74 Interview: New KIPP CEO Shavar Jeffries on Students’ Post-Pandemic Needs

ByBeth Hawkins

A civil rights lawyer by trade and an education activist by avocation, Shavar Jeffries was thrust into the spotlight in early 2010 when he was elected to a school board seat in Newark. It was an era when odd political bedfellows Republican Gov. Chris Christie and Democratic Sen. Cory Booker showed up in Newark bearing a $100 million check from Facebook founder Mark Zuckerberg, to be spent on both charter and district-run schools.

On Jeffries’s watch, Newark’s schools posted historic gains — inviting gale-force political blowback that’s still reverberating.

He then embarked on an eight-year run as the head of Democrats for Education Reform and its nonprofit sister, Education Reform Now. He took the helm at a time when many Democrats were abandoning the centrist school-improvement policies of the Obama era, yet Jeffries — who is a distant cousin of U.S. House Minority Leader Hakeem Jeffries — coordinated dozens of winning political strategies.

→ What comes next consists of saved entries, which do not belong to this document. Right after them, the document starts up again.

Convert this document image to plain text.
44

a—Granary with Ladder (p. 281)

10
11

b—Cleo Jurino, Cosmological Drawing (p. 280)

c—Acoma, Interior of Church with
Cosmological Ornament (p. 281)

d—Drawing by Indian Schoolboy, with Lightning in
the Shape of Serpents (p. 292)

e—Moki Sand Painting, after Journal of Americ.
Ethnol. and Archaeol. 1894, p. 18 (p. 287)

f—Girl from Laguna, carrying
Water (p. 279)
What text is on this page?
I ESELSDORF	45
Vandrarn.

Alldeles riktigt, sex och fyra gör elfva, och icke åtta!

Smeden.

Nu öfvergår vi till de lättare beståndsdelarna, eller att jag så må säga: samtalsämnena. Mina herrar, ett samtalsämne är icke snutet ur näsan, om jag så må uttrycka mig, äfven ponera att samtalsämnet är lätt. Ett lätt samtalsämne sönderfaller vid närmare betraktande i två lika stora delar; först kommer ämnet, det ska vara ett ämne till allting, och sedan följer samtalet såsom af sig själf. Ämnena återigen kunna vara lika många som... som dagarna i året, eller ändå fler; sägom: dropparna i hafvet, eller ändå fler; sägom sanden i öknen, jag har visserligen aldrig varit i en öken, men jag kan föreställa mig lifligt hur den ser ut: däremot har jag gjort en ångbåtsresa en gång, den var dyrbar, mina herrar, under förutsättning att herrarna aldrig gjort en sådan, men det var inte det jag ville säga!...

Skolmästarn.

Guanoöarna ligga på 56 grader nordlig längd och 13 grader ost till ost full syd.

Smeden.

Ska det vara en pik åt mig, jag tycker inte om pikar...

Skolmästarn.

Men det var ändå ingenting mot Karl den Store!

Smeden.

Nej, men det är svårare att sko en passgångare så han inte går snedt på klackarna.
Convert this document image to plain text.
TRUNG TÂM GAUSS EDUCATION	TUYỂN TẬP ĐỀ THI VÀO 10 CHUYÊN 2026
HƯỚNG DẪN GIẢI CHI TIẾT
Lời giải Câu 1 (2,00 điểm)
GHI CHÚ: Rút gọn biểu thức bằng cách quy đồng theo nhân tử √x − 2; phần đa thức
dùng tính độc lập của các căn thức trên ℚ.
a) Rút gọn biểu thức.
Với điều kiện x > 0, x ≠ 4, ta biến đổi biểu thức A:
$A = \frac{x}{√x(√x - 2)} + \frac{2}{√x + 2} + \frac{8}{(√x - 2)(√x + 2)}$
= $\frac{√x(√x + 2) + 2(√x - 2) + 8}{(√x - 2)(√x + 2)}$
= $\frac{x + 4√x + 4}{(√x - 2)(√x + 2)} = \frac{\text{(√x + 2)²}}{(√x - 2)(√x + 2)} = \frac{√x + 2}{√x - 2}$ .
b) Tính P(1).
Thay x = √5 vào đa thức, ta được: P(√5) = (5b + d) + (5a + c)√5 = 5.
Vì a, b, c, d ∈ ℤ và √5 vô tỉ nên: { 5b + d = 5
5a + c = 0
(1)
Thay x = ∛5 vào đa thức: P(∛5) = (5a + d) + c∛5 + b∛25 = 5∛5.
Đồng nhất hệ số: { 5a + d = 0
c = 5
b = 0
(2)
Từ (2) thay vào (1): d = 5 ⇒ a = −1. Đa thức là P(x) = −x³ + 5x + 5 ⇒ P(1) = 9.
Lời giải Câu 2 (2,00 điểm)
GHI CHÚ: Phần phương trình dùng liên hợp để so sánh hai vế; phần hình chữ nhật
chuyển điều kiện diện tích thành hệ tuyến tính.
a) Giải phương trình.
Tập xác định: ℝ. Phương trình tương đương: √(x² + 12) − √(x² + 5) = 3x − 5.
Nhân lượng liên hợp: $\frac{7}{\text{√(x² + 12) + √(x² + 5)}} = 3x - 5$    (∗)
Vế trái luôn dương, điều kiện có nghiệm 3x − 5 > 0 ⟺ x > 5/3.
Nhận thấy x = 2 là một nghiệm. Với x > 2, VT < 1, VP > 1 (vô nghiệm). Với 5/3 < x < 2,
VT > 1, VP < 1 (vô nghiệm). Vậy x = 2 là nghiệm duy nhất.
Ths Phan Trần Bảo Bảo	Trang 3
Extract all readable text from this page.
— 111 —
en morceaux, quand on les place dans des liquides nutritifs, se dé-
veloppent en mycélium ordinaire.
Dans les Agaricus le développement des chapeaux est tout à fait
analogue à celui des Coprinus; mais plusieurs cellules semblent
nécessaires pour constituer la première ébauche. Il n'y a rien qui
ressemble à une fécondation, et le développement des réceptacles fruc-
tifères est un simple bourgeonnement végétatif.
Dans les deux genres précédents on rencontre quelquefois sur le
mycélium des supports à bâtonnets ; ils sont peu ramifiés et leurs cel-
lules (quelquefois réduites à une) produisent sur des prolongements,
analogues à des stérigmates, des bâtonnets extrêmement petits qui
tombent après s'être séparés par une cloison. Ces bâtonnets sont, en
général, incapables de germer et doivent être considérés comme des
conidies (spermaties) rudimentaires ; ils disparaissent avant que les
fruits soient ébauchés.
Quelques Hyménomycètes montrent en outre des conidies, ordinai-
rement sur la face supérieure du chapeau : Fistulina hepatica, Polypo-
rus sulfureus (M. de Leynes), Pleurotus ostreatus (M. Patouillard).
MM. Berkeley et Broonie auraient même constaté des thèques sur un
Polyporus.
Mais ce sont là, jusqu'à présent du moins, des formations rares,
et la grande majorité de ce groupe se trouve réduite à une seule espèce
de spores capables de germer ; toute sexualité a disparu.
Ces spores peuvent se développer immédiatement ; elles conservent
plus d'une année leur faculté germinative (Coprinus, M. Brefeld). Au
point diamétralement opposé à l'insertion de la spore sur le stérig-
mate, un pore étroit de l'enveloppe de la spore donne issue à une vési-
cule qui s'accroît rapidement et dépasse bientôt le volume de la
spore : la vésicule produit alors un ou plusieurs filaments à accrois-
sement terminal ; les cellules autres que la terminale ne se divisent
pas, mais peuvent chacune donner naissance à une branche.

Now, Jeffries is heading up the KIPP Foundation, which coordinates a coast-to-coast network of highly regarded public charter schools. His new job is to lead 280 schools — and affiliated groups tackling everything from increasing alumni college persistence rates to recruiting and training the next generation of education leaders — out of an unprecedented pandemic crisis.

The 74 caught up with Jeffries recently to hear what prompted him to move to KIPP, his advice about the Democrats’ education agenda and what he believes will meet young people’s needs at a critical juncture. This conversation has been edited for length and clarity.

The 74: How many people have hit you up in the last two months for a pipeline to your cousin?

Shavar Jeffries: A lot. It reminds me a little bit of when I was school board president in Newark. Every time I go into my LinkedIn, there’s somebody. So yeah, we’re getting a lot.

What advice do you have for Democrats who want to shepherd an education agenda?

We need more political infrastructure to support Democrats. There’s a heavily funded infrastructure to oppose charters within the Democratic Party. A lot of that is funded by our colleagues in the teacher unions, who we work with on many different issues.